Management uses these oil and gas metrics for its own performance measurements and to provide shareholders with measures to compare InPlay’s operations over time, however such measures are not reliable indicators of InPlay’s future performance and future performance may not be comparable to the performance in prior periods. Readers are cautioned that the information provided by these metrics, or that can be derived from the metrics presented in this press release, should not be relied upon for investment or other purposes, however such measures are not reliable indicators on InPlay’s future performance and future performance may not be comparable to the performance in prior periods.

References to light oil, NGLs or natural gas production in this press release refer to the light and medium crude oil, natural gas liquids and conventional natural gas product types, respectively, as defined in National Instrument 51-101, Standards of Disclosure for Oil and Gas Activities (“Nl 51-101“).

Test Results and Initial Production Rates
Test results and initial production rates disclosed herein, particularly those short in duration, may not necessarily be indicative of long term performance or of ultimate recovery. A pressure transient analysis or well-test interpretation has not been carried out and thus certain of the test results provided herein should be considered to be preliminary until such analysis or interpretation has been completed.

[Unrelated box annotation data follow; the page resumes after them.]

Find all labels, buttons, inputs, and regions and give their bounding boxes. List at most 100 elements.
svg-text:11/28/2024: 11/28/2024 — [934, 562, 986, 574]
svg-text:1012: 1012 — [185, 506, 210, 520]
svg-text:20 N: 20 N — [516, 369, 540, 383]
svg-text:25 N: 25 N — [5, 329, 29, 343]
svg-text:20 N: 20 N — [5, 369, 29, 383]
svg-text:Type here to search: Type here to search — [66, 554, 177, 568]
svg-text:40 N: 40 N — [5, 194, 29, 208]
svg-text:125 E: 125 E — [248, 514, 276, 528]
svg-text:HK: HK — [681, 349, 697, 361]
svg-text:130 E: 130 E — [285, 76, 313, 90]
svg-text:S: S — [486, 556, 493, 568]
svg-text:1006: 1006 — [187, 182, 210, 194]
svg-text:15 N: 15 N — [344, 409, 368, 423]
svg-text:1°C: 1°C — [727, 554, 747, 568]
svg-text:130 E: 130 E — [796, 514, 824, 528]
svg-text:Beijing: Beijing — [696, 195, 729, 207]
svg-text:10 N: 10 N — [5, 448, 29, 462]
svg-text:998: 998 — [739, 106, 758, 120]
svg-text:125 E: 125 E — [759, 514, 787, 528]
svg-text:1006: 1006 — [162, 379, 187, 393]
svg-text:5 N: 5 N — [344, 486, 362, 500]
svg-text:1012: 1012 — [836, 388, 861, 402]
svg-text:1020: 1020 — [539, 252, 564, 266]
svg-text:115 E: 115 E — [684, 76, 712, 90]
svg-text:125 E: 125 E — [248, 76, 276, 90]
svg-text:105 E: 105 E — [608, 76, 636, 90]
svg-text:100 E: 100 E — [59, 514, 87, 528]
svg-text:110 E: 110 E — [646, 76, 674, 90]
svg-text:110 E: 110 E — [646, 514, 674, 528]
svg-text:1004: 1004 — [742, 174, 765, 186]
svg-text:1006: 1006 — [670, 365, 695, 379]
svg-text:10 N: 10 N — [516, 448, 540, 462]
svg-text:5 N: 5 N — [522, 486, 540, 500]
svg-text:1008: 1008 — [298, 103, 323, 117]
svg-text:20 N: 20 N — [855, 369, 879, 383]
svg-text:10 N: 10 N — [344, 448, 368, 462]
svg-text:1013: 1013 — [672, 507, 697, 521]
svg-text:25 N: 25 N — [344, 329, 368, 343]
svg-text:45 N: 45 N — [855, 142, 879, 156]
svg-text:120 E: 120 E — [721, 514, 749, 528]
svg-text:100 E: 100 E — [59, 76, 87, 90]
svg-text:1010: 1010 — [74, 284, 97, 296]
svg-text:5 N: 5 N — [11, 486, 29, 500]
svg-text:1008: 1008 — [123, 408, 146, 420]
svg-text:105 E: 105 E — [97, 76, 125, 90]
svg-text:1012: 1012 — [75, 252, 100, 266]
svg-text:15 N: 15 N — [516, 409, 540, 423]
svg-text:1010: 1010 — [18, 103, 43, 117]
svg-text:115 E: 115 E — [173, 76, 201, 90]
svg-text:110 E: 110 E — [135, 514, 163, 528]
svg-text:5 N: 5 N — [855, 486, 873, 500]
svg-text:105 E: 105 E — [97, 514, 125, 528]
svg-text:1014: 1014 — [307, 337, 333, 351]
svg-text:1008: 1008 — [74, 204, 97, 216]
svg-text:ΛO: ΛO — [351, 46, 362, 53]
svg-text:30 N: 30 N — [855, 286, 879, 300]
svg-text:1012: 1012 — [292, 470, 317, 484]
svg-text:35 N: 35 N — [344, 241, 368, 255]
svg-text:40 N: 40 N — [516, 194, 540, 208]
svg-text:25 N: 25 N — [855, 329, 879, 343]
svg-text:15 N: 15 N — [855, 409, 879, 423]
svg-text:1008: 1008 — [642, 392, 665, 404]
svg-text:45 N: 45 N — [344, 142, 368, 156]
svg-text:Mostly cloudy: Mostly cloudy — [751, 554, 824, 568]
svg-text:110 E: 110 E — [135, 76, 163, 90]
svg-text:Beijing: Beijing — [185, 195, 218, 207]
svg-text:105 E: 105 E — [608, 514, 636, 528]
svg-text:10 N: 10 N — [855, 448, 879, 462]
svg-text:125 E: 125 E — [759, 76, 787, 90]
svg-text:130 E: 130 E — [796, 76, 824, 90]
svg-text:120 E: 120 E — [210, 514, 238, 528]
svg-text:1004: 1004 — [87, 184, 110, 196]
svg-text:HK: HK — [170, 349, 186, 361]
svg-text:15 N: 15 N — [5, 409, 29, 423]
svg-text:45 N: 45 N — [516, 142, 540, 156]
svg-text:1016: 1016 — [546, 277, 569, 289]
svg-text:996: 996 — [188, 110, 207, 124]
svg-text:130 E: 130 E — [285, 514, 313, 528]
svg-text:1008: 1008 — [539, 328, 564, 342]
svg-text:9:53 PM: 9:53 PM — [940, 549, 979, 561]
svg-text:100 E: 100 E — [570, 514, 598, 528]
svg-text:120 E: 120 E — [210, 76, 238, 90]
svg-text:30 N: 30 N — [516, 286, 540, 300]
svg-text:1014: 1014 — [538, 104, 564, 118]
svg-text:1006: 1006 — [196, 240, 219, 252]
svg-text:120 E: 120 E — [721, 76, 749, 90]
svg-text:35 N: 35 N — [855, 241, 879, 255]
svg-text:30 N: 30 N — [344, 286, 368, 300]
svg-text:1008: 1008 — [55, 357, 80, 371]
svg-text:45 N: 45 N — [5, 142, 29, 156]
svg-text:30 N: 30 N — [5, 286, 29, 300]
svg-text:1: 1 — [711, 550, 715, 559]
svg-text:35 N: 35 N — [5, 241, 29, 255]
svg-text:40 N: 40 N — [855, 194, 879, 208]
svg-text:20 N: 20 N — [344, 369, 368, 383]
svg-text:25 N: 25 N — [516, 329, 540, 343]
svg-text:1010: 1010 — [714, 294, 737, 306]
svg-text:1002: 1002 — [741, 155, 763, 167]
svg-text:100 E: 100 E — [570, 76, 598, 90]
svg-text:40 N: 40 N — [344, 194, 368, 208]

Production Breakdown by Product Type
Disclosure of production on a per boe basis in this press release consists of the constituent product types as defined in NI 51-101 and their respective quantities disclosed in the table below:

Light and Medium Conventional 
Crude oil NGLS Natural gas Total
(bbls/d) (boe/d)  (Mcf/d)  (boe/d) 
Q4 2020 Average Production 2,466 869 9,978 4,998
2019 Average Production 2,626 697 10,058 5,000
Q4 2020 Average Production 2,194 708 8,141 4,259
2020 Average Production 2,031 668 7,715 3,985
2021 Annual Guidance 2,960 733 9,344 5,250

Note:

  1. With respect to forward-looking production guidance, product type breakdown is based upon management’s expectations based on reasonable assumptions but are subject to variability based on actual well results.

BOE equivalent
Barrel of oil equivalents or BOEs may be misleading, particularly if used in isolation. A BOE conversion ratio of 6 mcf: 1 bbl is based on an energy equivalency conversion method primarily applicable at the burner tip and does not represent a value equivalency at the wellhead. Given that the value ratio based on the current price of crude oil as compared to natural gas is significantly different than the energy equivalency of 6:1, utilizing a 6:1 conversion basis may be misleading as an indication of value.